Identifiers
- Symbol: Crescentin
- Pfam: PF19220
- InterPro: IPR043652

Available protein structures:
- PDB: IPR043652 PF19220 (ECOD; PDBsum)
- AlphaFold: IPR043652; PF19220;

= Crescentin =

Bacterial cytoskeletal protein

Crescentin is a protein which is a bacterial relative of the intermediate filaments found in eukaryotic cells. Just as tubulins and actins – the other major cytoskeletal proteins – have prokaryotic homologs in, respectively, the FtsZ and MreB proteins, intermediate filaments are linked to the crescentin protein. Some of its homologs are erroneously labelled Chromosome segregation protein ParA. This protein family is found in Caulobacter and Methylobacterium.

==Role in cell shape==
Crescentin was discovered in 2009 by Christine Jacobs-Wagner in Caulobacter crescentus (now vibrioides), an aquatic bacterium which uses its crescent-shaped cells for enhanced motility. The crescentin protein is located on the concave face of these cells and appears to be necessary for their shape, as mutants lacking the protein form rod-shaped cells. To influence the shape of the Caulobacter cells, the helices of crescentin filaments associate with the cytoplasmic side of the cell membrane on one lateral side of the cell. This induces a curved cell shape in younger cells, which are shorter than the helical pitch of crescentin, but induces a spiral shape in older, longer cells.

==Protein structure==
Like eukaryotic intermediate filaments, crescentin organizes into filaments and is present in a helical structure in the cell. Crescentin is necessary for both shapes of the Caulobacter prokaryote (vibroid/crescent-shape and helical shape, which it may adopt after a long stationary phase). The crescentin protein has 430 residues; its sequence mostly consists of a pattern of 7 repeated residues which form a coiled-coil structure. The DNA sequence of the protein has sections very similar to the eukaryotic keratin and lamin proteins, mostly involving the coiled-coil structure. Ausmees et al. (2003) proved that, like animal intermediate filament proteins, crescentin has a central rod made up of four coiled-coil segments. Both intermediate filament and crescentin proteins have a primary sequence including four α-helical segments along with non-α-helical linker domains. An important difference between crescentin and animal intermediate filament proteins is that crescentin lacks certain consensus sequence elements at the ends of the rod domain which are conserved in animal lamin and keratin proteins.

The protein has been divided into a few subdomains organized similarly to eukaryotic IF proteins. Not every researcher is convinced that it is a homolog of intermediate filaments, suggesting instead that the similarity might have arisen via convergent evolution. (Indeed, the Cryo-EM structure of CreS does not display the proposed eukaryotic-like interruption in the rod; see next paragraph.)

A number of Cryo-EM structures of crescentin were published in late 2023. The researchers used a nanobody that tags onto one specific part of the filament, so that it's easier to tell where each unit of the filament begins and ends. Two chains of the crescentin molecule pair together into a dimeric coil. Two coils come together side-by-side into a strand. Each strand is paired at its head and tail by another strand, so that it continues like a chain. Two chains of strands pair together side-by-side into a filament. Like eukaryotic intermediate filamenets, the CreS filament is octameric and lacks overall polarity. However, CreS does not show a linker domain in the middle but instead presents as a continuous rod.

==Assembly of filaments==
Eukaryotic intermediate filament proteins assemble into filaments of 8–15 nm within the cell without the need for energy input, that is, no need for ATP or GTP. Ausmees et al. continued their crescentin research by testing whether the protein could assemble into filaments in this manner in vitro.
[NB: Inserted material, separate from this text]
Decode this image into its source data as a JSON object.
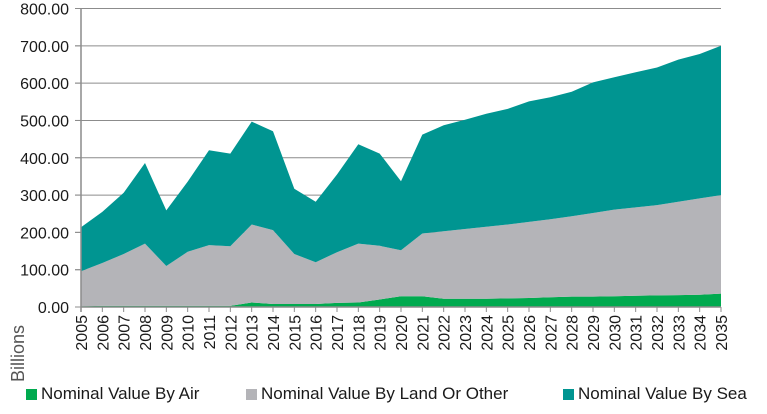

They found that crescentin proteins were indeed able to form filaments about 10 nm wide, and that some of these filaments organized laterally into bundles, just as eukaryotic intermediate filaments do. The similarity of crescentin protein to intermediate filament proteins suggests an evolutionary linkage between these two cytoskeletal proteins.

Like eukaryotic intermediate filaments, the filament built from crescentin is elastic. Individual proteins dissociate slowly, making the structure somewhat stiff and slow to remodel. Strain does not induce hardening of the structure, unlike eukaryotic IFs that do.